President Duterte may go down in our nation’s history as one whose presidency was marked by the grandest promises and the most glaring failures. Yet, opinion surveys suggest that he may end his term with the highest approval and trust ratings among all our presidents since political surveys began to be conducted.

This just goes to show that charisma and competence are two different things. One doesn’t imply the other. The failure and imperfections of charismatic leaders are not necessarily counted against them. Their followers are seldom interested in knowing what they have actually achieved.

Perhaps, this phenomenon was what the black American poet Maya Angelou had in mind in these oft-quoted lines: “I’ve learned that people will forget what you said, people will forget what you did, but people will never forget how you made them feel.”

How exactly has Mr. Duterte, as president, made Filipinos feel? It’s difficult to generalize. Many people I know only feel deep shame that we have elected and allowed ourselves to be governed by a leader whose crass speech and bizarre behavior have been without parallel. To them, the incompetence, unaccountability, corruption, and violence that have stood out as hallmarks of the Duterte brand of leadership have brought the nation to near ruin.

This seems, however, to be a minority view — if the opinion surveys are to be believed. The majority appear to think differently. They see Mr. Duterte as a leader who awakens in them a sense of potency — just by the manner in which he is able to mock, disrespect, and intimidate the powerful. To those who have lived without power and hope, he offers a foretaste of a social order where fortunes are reversed. They view him as a strongman driven by a mission to once and for all rid the nation of its problems — poverty, inequality, corruption, criminality, the drug menace, etc.

It doesn’t matter that this vision is neither spelled out in concrete programs nor attained. It is the eloquence of the resentment and bravado behind it that is not forgotten. How this happens, and why, is what the sociology of charisma is about.

The German sociologist Max Weber took the concept of charisma from St. Paul’s account of the early Christians. In its religious context, the term meant “gift of grace,” a divinely conferred talent or power. Weber borrowed the word to describe one of the three ways of legitimizing authority. The other two are: traditional authority based on custom, and legal-rational authority based on law.

Being a sociologist, Weber regarded charisma as a social relationship between leader and followers, rather than as something synonymous to a leader’s “magical” capabilities, or dependent on the individual beliefs of the followers. It is the social context in which it is embedded that he was keen to understand.
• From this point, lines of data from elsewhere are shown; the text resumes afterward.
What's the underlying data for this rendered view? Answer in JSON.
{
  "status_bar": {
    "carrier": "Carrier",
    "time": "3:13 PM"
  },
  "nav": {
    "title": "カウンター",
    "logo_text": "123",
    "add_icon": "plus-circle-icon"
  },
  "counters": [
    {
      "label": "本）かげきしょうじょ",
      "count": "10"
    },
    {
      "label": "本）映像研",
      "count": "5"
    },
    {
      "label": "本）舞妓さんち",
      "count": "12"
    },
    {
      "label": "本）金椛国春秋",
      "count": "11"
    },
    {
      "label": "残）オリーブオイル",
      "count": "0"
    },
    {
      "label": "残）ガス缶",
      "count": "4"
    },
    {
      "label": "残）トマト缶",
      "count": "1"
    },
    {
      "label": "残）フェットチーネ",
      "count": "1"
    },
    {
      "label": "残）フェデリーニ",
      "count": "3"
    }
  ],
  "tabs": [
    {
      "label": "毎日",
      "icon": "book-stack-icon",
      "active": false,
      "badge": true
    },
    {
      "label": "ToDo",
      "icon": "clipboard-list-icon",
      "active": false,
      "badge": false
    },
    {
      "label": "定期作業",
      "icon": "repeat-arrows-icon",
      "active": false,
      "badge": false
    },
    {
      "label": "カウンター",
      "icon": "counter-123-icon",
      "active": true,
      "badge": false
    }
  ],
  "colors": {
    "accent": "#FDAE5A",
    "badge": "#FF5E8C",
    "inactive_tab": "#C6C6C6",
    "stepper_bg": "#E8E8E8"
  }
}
For the most part, Weber saw charisma in the context of traditional society, rather than in relation to the modern state. But the fact that so-called charismatic leaders have also emerged under modern conditions has led political analysts to delve deeper into the mechanisms and circumstances that permit some influential individuals to break through the boundaries of established systems of elite rule. What is behind charisma?
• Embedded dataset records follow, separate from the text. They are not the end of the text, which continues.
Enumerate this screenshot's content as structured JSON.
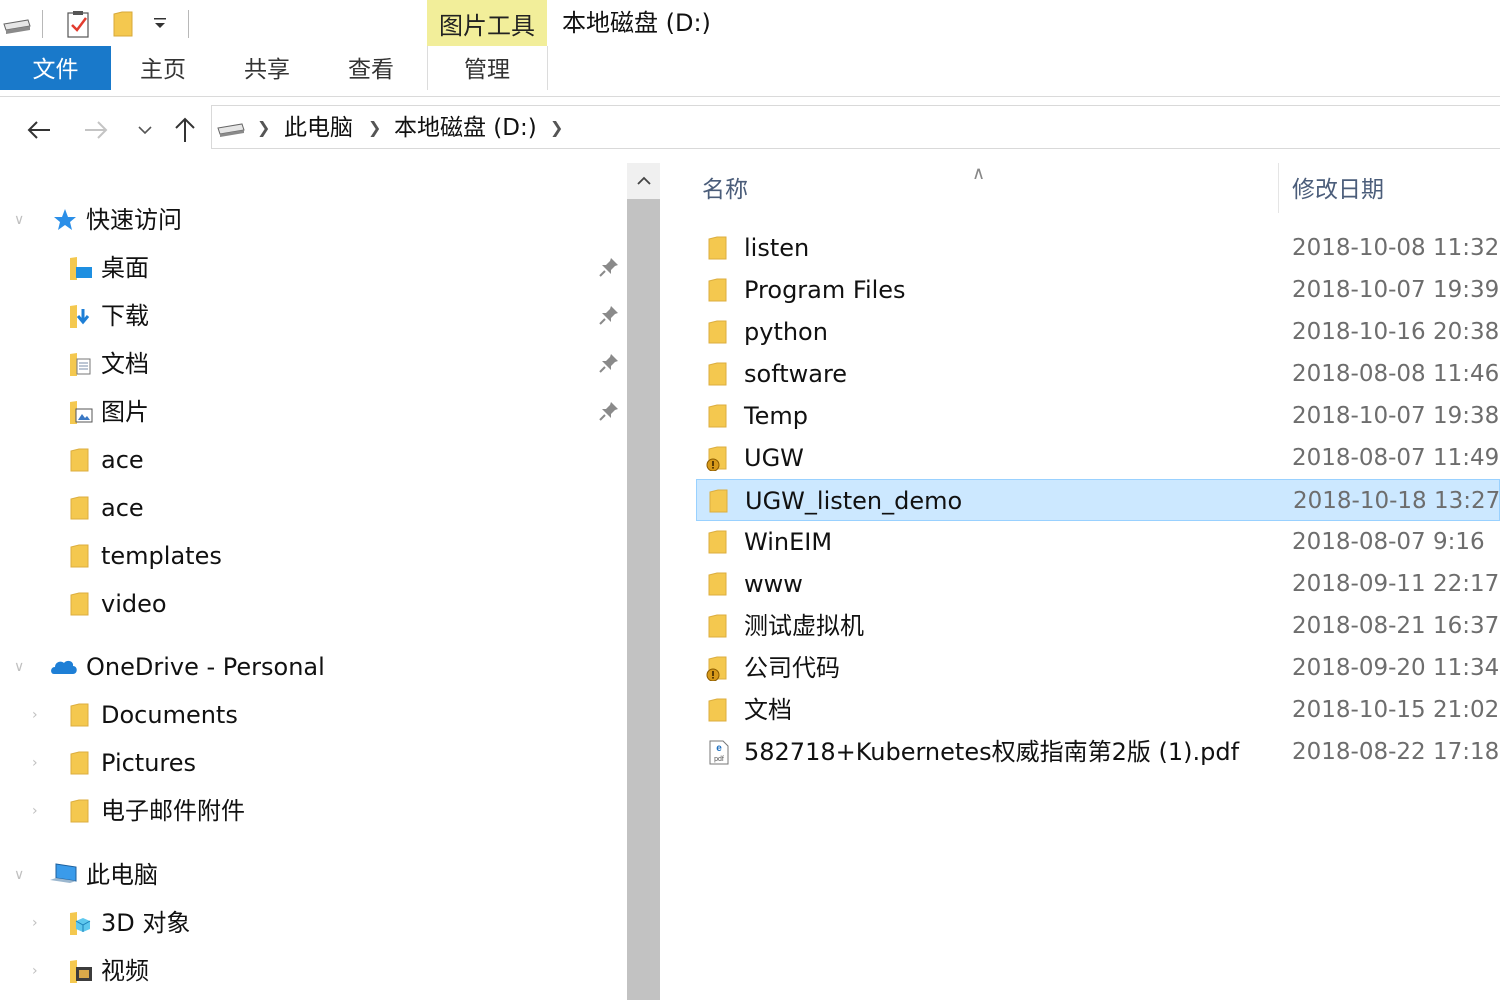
{
  "window": {
    "context_tab_group": "图片工具",
    "title": "本地磁盘 (D:)"
  },
  "ribbon": {
    "tabs": [
      "文件",
      "主页",
      "共享",
      "查看",
      "管理"
    ]
  },
  "address": {
    "crumbs": [
      "此电脑",
      "本地磁盘 (D:)"
    ]
  },
  "nav": {
    "quick_access": "快速访问",
    "quick_items": [
      {
        "label": "桌面",
        "icon": "desktop-folder-icon",
        "pinned": true
      },
      {
        "label": "下载",
        "icon": "downloads-folder-icon",
        "pinned": true
      },
      {
        "label": "文档",
        "icon": "documents-folder-icon",
        "pinned": true
      },
      {
        "label": "图片",
        "icon": "pictures-folder-icon",
        "pinned": true
      },
      {
        "label": "ace",
        "icon": "folder-icon",
        "pinned": false
      },
      {
        "label": "ace",
        "icon": "folder-icon",
        "pinned": false
      },
      {
        "label": "templates",
        "icon": "folder-icon",
        "pinned": false
      },
      {
        "label": "video",
        "icon": "folder-icon",
        "pinned": false
      }
    ],
    "onedrive": "OneDrive - Personal",
    "onedrive_items": [
      "Documents",
      "Pictures",
      "电子邮件附件"
    ],
    "this_pc": "此电脑",
    "pc_items": [
      {
        "label": "3D 对象",
        "icon": "3d-objects-folder-icon"
      },
      {
        "label": "视频",
        "icon": "videos-folder-icon"
      }
    ]
  },
  "filelist": {
    "columns": {
      "name": "名称",
      "modified": "修改日期"
    },
    "rows": [
      {
        "name": "listen",
        "date": "2018-10-08 11:32",
        "type": "folder"
      },
      {
        "name": "Program Files",
        "date": "2018-10-07 19:39",
        "type": "folder"
      },
      {
        "name": "python",
        "date": "2018-10-16 20:38",
        "type": "folder"
      },
      {
        "name": "software",
        "date": "2018-08-08 11:46",
        "type": "folder"
      },
      {
        "name": "Temp",
        "date": "2018-10-07 19:38",
        "type": "folder"
      },
      {
        "name": "UGW",
        "date": "2018-08-07 11:49",
        "type": "folder-warning"
      },
      {
        "name": "UGW_listen_demo",
        "date": "2018-10-18 13:27",
        "type": "folder",
        "selected": true
      },
      {
        "name": "WinEIM",
        "date": "2018-08-07 9:16",
        "type": "folder"
      },
      {
        "name": "www",
        "date": "2018-09-11 22:17",
        "type": "folder"
      },
      {
        "name": "测试虚拟机",
        "date": "2018-08-21 16:37",
        "type": "folder"
      },
      {
        "name": "公司代码",
        "date": "2018-09-20 11:34",
        "type": "folder-warning"
      },
      {
        "name": "文档",
        "date": "2018-10-15 21:02",
        "type": "folder"
      },
      {
        "name": "582718+Kubernetes权威指南第2版 (1).pdf",
        "date": "2018-08-22 17:18",
        "type": "pdf"
      }
    ]
  },
  "colors": {
    "accent": "#1979ca",
    "context_tab": "#f2ee9a",
    "selection": "#cce8ff",
    "folder": "#f4c84f"
  }
}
For such an analysis to prosper, it is important that we disabuse our minds of the notion of blind and ignorant followers who are unable to listen to reason. For, indeed, ordinary people often grumble wisely about their leaders.

What seems to be emerging from recent literature on the subject are two things. First, charisma seems to be more a function of later success, than a determinant of political dominance. Many so-called charismatic leaders started out as unremarkable local players in limited political environments where other leaders could easily have stood out above the rest. Second, and this seems to spell the difference, charismatic followers and leaders are created by mass media. It is those whose message is carried by new and better means of communication that manage to reach incredibly large audiences and thus gain a mass following.

In this regard, it is worth asking to what extent Mr. Duterte’s outsize persona is a product of YouTube and Facebook. While he was already a legend in Davao and widely known in Mindanao as a no-nonsense leader who got things done mainly by ignoring legal protocols, the rest of the country that voted for him hardly knew him.

His campaign sorties in 2016 unexpectedly drew large spontaneous crowds that came to hear the irreverent and foul-mouthed politico from Davao. But these gatherings were nothing compared to the virtual mass of supporters from all over the country that got to “know” him through the video recordings of these public meetings that were posted on social media. Even as he entertained his audiences by his colorful language, he also stirred in them a desperate yearning for redemption.

This would account for his lightning rise in the opinion polls, eclipsing all the early frontrunners for the presidency in the final stretch of the 2016 electoral campaign. Once he won the presidency, his charisma was confirmed. There was nothing he could say or do that could dent his popularity.

The good news is that while the Duterte presidency has weakened some of our modern institutions, it has not been able to replace the political order enshrined in the 1987 Constitution. It would be a different matter if he had been able to form a mass movement, like Hitler’s, whose leaders took over the ramparts of the state.